Washed Out, Life of Leisure, EP Review


Don't forget to rate this album at the end of the post (something I'm trying out)
Washed Out
Life of Leisure EP


Mexican Summer
out October 20th

[Rating Scale]


Life of Leisure is an appropriate title for an EP that sounds like partying all night in a dark, sweaty room and waking up on a beach at dawn next to someone you like, cold sand in your hair. Like night-swimming, half your face submerged, and the moon across the water. Like walking home on sandy streets lined with resorts, gently holding someone’s hand, feeling in your chest the distant pulsing bass from basements and passing cars. It sounds like something sweet and simultaneously sharp – fruit-flavored vodka? It doesn’t sound like dance music or party music or techno music – it is a sensuous electronic whirlwind, but that isn’t really a genre, is it?

There is great pop sensibility to this EP: the electro-sexiness you usually hear behind the vocal stylings of Justin Timberlake, production-altered vocals, a youthful energy. Songs like “Get Up” have a kind of quiet, wistful mystery, shrouded in fuzz and fog, heavy bass and sharp computerized percussion, something to shake your head and your hips to. Others, like “You’ll See It” (my favorite) and “New Theory” are synth riffs reminiscent of a more electronic Cure, heavily produced vocals, and a fantastic positivity. It is quite sexy, maybe without meaning to be – Ernest Greene, Washed Out’s mastermind, has a great, lush voice; the tempo of some songs is reminiscent of passionate slow-dances; the bass throbs and pulsates beneath everything.

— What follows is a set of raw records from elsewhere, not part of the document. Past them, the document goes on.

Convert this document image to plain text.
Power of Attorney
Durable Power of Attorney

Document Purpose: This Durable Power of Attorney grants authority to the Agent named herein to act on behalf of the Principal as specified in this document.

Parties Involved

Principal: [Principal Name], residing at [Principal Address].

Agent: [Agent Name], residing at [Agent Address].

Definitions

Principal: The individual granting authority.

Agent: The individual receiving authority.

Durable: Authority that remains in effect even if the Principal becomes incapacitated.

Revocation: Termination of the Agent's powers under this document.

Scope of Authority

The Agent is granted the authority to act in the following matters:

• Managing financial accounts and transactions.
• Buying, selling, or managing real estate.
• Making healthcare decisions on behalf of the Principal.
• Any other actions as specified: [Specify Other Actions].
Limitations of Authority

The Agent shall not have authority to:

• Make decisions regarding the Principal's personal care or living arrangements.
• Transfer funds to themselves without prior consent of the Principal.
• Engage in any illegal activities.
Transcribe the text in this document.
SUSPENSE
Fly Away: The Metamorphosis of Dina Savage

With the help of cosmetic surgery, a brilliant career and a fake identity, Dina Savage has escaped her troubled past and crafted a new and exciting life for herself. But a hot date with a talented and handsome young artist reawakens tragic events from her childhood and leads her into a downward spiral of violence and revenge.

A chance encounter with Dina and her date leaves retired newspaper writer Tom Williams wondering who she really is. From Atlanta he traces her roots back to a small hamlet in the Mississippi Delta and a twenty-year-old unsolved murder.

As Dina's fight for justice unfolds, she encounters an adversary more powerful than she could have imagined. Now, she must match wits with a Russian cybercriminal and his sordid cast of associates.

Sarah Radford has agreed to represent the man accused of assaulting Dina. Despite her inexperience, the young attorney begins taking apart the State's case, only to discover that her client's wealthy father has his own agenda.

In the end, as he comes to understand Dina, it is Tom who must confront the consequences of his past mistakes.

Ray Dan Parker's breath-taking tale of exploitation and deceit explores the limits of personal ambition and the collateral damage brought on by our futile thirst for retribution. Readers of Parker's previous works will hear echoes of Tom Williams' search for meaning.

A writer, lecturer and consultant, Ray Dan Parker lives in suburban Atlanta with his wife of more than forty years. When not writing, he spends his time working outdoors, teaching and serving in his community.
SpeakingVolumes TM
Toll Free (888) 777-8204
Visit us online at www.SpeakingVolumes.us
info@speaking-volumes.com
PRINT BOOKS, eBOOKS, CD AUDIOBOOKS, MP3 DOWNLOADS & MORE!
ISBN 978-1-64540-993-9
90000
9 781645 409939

Washed Out knows how to write a pop song, and therein lies its greatest problem. It knows how to write a pop song, really, a single variety – that distant voice, those loops of computer fuzz, drum machine, thudding bass. For better or worse, Life of Leisure blends together – it could be one song, or it could be six. This lends both a great sense of continuity and a less great tendency to getting a little boring in the middle. The first and second and sixth tracks are the only three that truly stood out to me. And three out of six isn’t bad, certainly, but it isn’t good either. I doubt it was Greene’s intention to create a collection of music that could so easily fade into the background, all connected. The songs are well-crafted, certainly, but perhaps too alike to be perfect.

Whatever the case, Life of Leisure has the bittersweet taste of the end of summer all wrapped up in a seventeen-minute package, quite a good set of songs for those days when you have to look back and think hard to remember everything – every sleepless night dancing, every star in the sky, the sound of waves on every vacant beach.